Former Tall Black back on court with ACG Tauranga students
“Basketball teaches sacrifice, dedication, desire, sportsmanship, winning, losing, patience, trust, integrity, love, and many more attributes that play an important part in your life.” — Byron Vaetoe
With basketball the fastest growing sport in New Zealand, former Tall Blacks captain Byron Vaetoe has come on board to help ACG Tauranga develop its burgeoning basketball programme.
The 104-test veteran says his aim as a consultant is to implement a culture of learning – both on and off the basketball court.
“Being a student and being an athlete are both important - you can’t have one without the other,” he said. “We will get there through our training sessions, working hard to improve and get better each day. We want to learn and develop each week. It’s a process.”

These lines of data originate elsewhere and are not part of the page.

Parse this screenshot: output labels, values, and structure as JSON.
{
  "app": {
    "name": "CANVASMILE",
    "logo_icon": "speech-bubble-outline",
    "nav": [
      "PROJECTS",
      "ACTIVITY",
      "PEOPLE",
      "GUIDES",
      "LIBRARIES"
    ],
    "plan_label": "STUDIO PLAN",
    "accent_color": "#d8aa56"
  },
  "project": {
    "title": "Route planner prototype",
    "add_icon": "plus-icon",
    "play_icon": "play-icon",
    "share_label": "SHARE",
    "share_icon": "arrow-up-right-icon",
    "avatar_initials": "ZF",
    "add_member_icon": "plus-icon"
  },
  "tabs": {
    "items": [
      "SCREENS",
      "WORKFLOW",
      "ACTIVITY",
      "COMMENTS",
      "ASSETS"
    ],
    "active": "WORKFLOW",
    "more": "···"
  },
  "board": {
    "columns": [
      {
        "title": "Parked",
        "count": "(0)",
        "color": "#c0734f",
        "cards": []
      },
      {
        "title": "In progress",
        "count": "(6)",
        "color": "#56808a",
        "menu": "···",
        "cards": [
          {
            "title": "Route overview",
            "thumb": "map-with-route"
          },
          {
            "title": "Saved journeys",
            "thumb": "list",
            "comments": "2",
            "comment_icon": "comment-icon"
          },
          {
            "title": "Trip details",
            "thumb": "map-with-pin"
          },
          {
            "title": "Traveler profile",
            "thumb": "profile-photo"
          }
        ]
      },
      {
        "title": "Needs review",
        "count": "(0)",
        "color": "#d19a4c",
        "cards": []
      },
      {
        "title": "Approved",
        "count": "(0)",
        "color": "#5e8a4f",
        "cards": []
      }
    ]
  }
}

ACG Tauranga has three basketball teams: Secondary Boys, a Year 7/8 team and a Year 5/6 team. All three play in the TCBA competitions at the ASB Stadium on Monday, Wednesday and Friday nights.
For now, it’s not about winning, Byron says.
“Success for us at this stage is developing and learning, creating opportunities for one another, being unselfish, having core values and incorporating these in our team concepts. If we can do this, winning will eventually come.”
Basketball is the fastest growing sport in New Zealand, largely due to the Steven Adams effect. Byron started playing it as a child growing up in LA, where sport became an outlet for him and other kids to avoid gang culture. He says it teaches many life skills.
“The team dynamic teaches sacrifice, dedication, desire, sportsmanship, winning, losing, patience, trust, integrity, love, and many more attributes that play an important part in your life.”
ACG Tauranga principal Shawn Hutchinson said the school was privileged to have someone of Byron’s calibre guide its basketball programme through the early stages of development.
“Byron will ensure a strong culture and foundation is established in basketball, but I have no doubt his influence on our students, parents and coaches will influence beyond the basketball programme,” he said.
“We hope to develop good athletes who are also good people.”